Tasks list popovers stop closing the moment you reach them. Cell chips on the Tasks list now keep their hover colour while the cursor moves onto the popover, so you can read the popover without it disappearing.
Eval tasks update live, no manual refresh. The eval tasks list now polls while any row is pending or running, so progress updates appear automatically. Relative-time cells (2 minutes ago) also refresh on each poll instead of going stale.
Hear the call that caused the error. On voice projects, the Error Feed cluster Overview tab now shows the call recording in place of the agent flow diagram, so you can listen to the exact call that produced the error.
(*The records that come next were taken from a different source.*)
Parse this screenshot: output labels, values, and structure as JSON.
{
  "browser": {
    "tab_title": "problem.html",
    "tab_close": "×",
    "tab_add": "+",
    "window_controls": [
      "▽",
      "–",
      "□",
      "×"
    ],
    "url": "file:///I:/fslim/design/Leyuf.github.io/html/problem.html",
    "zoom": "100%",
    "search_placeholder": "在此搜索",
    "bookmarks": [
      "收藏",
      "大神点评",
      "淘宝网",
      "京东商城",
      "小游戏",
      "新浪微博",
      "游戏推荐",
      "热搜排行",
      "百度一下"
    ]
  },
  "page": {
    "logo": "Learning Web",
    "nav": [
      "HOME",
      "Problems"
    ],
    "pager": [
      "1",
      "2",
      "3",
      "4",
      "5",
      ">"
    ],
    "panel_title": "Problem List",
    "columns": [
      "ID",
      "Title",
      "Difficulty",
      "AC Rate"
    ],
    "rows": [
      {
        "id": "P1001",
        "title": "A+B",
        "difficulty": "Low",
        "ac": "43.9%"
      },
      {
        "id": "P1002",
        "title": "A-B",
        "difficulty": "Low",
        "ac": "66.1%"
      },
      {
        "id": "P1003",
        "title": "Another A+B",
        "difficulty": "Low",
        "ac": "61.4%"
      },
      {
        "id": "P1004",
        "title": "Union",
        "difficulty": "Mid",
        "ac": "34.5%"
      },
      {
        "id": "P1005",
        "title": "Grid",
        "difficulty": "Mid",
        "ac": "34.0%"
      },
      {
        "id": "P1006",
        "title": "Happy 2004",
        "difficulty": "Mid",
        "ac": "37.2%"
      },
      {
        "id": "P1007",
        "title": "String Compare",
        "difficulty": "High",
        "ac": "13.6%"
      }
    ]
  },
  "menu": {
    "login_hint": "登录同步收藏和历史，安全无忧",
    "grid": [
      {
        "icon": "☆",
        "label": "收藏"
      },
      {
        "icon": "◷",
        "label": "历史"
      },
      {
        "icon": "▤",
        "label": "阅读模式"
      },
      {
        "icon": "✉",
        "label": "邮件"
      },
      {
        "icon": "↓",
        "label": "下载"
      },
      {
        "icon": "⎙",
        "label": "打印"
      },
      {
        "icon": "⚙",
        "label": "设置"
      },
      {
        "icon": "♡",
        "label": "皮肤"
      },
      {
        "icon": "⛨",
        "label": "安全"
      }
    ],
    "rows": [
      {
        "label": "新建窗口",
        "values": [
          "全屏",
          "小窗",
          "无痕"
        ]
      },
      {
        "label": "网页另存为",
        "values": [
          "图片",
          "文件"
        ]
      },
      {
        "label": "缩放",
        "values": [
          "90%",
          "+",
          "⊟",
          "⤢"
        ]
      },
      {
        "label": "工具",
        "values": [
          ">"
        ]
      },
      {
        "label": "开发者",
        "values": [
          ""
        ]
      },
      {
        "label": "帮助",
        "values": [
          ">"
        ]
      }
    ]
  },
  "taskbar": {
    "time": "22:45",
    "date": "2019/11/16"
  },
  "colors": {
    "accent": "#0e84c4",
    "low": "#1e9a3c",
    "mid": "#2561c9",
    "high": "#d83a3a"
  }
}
Filter voice traces by agent talk time. agent_talk_percentage is now a first-class system metric for voice projects. The filter dropdown matches what you see in the grid (40% as a single metric), instead of showing 0.4 as a custom attribute.
The Users tab loads on busy workspaces. The Users tab now opens instead of timing out on workspaces with high session volume, and session detail no longer returns a 400 on slow queries. Both pages reach the data through a faster path on the backend.
Trace ingestion holds up under retries and custom user IDs. Two fixes. Traces with custom user IDs from the SDK no longer fail to ingest (the CUSTOM enum value was restored). And bulk span writes tolerate primary-key collisions during retry races, instead of dropping the whole batch.
Large voice runs stop losing rows in the queue. The scheduling window for voice eval fan-out is now twelve hours, so individual evals can wait that long to start without falling out of the run.
Platform
Pricing math is right. The pricing and usage page now rounds small numbers correctly, shows the right units on per-call costs, and surfaces free-tier savings as a separate line. Sub-1 usage and sub-cent costs render legibly. The legend is visible and the period caption matches the selected window.
Signup loads sooner and stops failing on fast typists. The signup form now waits for reCAPTCHA to be ready before allowing submit, so you can’t hit a reCAPTCHA not ready error. The page also preconnects to the reCAPTCHA host, so the script loads sooner.
Commit is one click on the prompt workbench. The Commit button moves onto the main toolbar, out of the More menu. Saved queries are invalidated right after a commit, so the new version shows up immediately in the version list.
Secondary text is readable everywhere. Text contrast has been tuned across the Agent builder, Persona, Scenarios, Test Detail, Eval Picker, and Error Feed pages, so labels and descriptions read clearly against the dark theme.
Bad media URLs fail fast. Image and audio fetches on dataset rows now have a request timeout, so a slow or unreachable URL fails quickly instead of hanging the eval indefinitely.
Malformed audio can’t hang a worker. ffmpeg subprocess calls inside voice and storage paths now have a timeout, so a malformed audio file fails instead of stalling the worker indefinitely.
Agentic Azure evals survive short-form responses. The agentic eval Azure callback no longer crashes when invocation_params comes back as None. Useful when Azure returns a short-form response that omits the params block.